Saara Ocidental – a última colónia de Africa

Numa altura em que Portugal recebe ajuda do Estado Marroquino no combate aos incêndios, numa altura em que Portugal se prepara para receber o Mundial de 2030 em conjunto com Espanha e Marrocos; numa altura em que Marrocos é um dos locais de férias de inúmeros portugueses; numa altura em que Marrocos está cada vez mais a ser parceiro da União Europeia, convém relembrar o que representa o Estado de Marrocos na última colónia Africana, a República Árabe Saarauí Democrática (RASD), mais conhecida como Saara Ocidental, ocupada ilegalmente por Marrocos desde 1975.
Saara Ocidental – uma herança colonial inacabada
Em 2025, o Saara Ocidental é, de acordo com a ONU, o último território não autonomamente governado em África, sendo o maior por tamanho e população no mundo. É, portanto, o último caso de colonialismo naquele continente. Numa breve resenha histórica, Espanha tinha tomado posse deste território em 1884, o qual era uma área povoada por diversas tribos Bérber, conhecidos como o povo Saarauí. Mais tarde, em 1934, Espanha tornou este território numa província com o nome Saara Espanhol. Em 1957, Marrocos, recentemente independente, proclamou a sua soberania sobre o território.
Em 1976, Espanha, no âmbito do seu processo de democratização, informou a ONU que tinha terminado a sua presença no território no final de 1975, sem, no entanto, ter criado um plano ou processo de autodeterminação para os povos que tinha subjugado durante quase cem anos. Simplesmente, deixou um vácuo de poder que foi de imediato ocupado por Marrocos e em menor escala, também pela Mauritânia.
A data de 6 de novembro de 1975, ficou conhecida pelo começo da “Marcha Verde”, mito fundador da presença marroquina, em que cerca de 350 mil civis e militares foram ‘voluntariamente’ enviados para atravessar a fronteira com aquele território e reclamar a defesa da integridade nacional. É de notar que a comunidade internacional condenou esta ação, e o Conselho de Segurança da ONU emitiu a resolução 380 pedindo a retirada das tropas marroquinas. Já em 16 de Outubro de 1975, o Tribunal Internacional de Justiça havia rejeitado as pretensões marroquinas e mauritânias, confirmando a não existência de ligações legais ou de soberania territorial de ambos sobre o Saara Ocidental, confirmando a legalidade e a possibilidade da autodeterminação do povo Saarauí.

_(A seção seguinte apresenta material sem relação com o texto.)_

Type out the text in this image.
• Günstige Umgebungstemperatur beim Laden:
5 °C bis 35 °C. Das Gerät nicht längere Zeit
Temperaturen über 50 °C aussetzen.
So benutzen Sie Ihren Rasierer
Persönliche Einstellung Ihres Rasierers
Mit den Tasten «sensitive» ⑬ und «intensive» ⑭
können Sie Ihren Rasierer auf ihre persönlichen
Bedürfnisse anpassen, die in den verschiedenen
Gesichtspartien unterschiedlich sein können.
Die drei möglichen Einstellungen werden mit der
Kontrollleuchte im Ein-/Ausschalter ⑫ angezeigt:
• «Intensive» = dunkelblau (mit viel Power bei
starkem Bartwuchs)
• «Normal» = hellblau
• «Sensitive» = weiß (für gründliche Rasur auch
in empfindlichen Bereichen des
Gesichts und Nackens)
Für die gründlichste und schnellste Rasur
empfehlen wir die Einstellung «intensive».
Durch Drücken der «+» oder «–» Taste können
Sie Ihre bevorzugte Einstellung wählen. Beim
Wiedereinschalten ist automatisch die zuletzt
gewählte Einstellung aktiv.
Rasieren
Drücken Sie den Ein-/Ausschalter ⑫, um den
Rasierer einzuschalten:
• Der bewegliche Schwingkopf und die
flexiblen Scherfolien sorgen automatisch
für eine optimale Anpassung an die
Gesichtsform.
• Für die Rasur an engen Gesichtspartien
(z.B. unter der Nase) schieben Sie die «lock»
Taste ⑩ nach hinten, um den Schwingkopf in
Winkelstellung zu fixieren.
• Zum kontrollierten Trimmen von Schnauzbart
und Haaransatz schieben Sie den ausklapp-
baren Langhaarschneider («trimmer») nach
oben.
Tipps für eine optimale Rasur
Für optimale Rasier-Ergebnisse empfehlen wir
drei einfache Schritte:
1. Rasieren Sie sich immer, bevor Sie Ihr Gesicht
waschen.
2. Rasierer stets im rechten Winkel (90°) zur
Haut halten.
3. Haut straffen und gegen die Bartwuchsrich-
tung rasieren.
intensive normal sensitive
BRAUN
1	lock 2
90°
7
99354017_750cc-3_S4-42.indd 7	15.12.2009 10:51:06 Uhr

O certo é que Espanha fugiu, ignorando o que seria o seu dever como colonizador em saída, tendo Marrocos ocupado cerca de 80% do território e a Frente Polisário, o movimento de libertação Saarauí, proclamado a República Árabe Saarauí Democrática (RASD). A consequência foi uma guerra de 16 anos, com grande parte do povo Saarauí a tornar-se refugiado e a viver em campos de refugiados semipermanentes na Argélia, sobrevivendo apenas graças à ajuda do Estado Argelino e da ONU. Em 1991, foi acordado um cessar-fogo, seguido de um acordo para a realização de um referendo, que, no entanto, ainda não foi realizado, devido à oposição constante do governo marroquino.
A realidade da ocupação
O Saara Ocidental tornou-se uma parte importante da política de Estado marroquina, que tem dedicado a este território uma estratégia baseada na militarização, colonização e normalização. Entre 1980 e 1987, foi construído um muro defensivo de 2720km, conhecido como Berm, que separa o território controlado por Marrocos e o controlado pela RASD, e tem por função prevenir a unificação do território e manter a RASD longe dos respetivos recursos naturais localizados na região da capital Laayoune, bem como do acesso à costa. O muro é construído com areia, pedra, e está repleto de minas, cercas e postos militares.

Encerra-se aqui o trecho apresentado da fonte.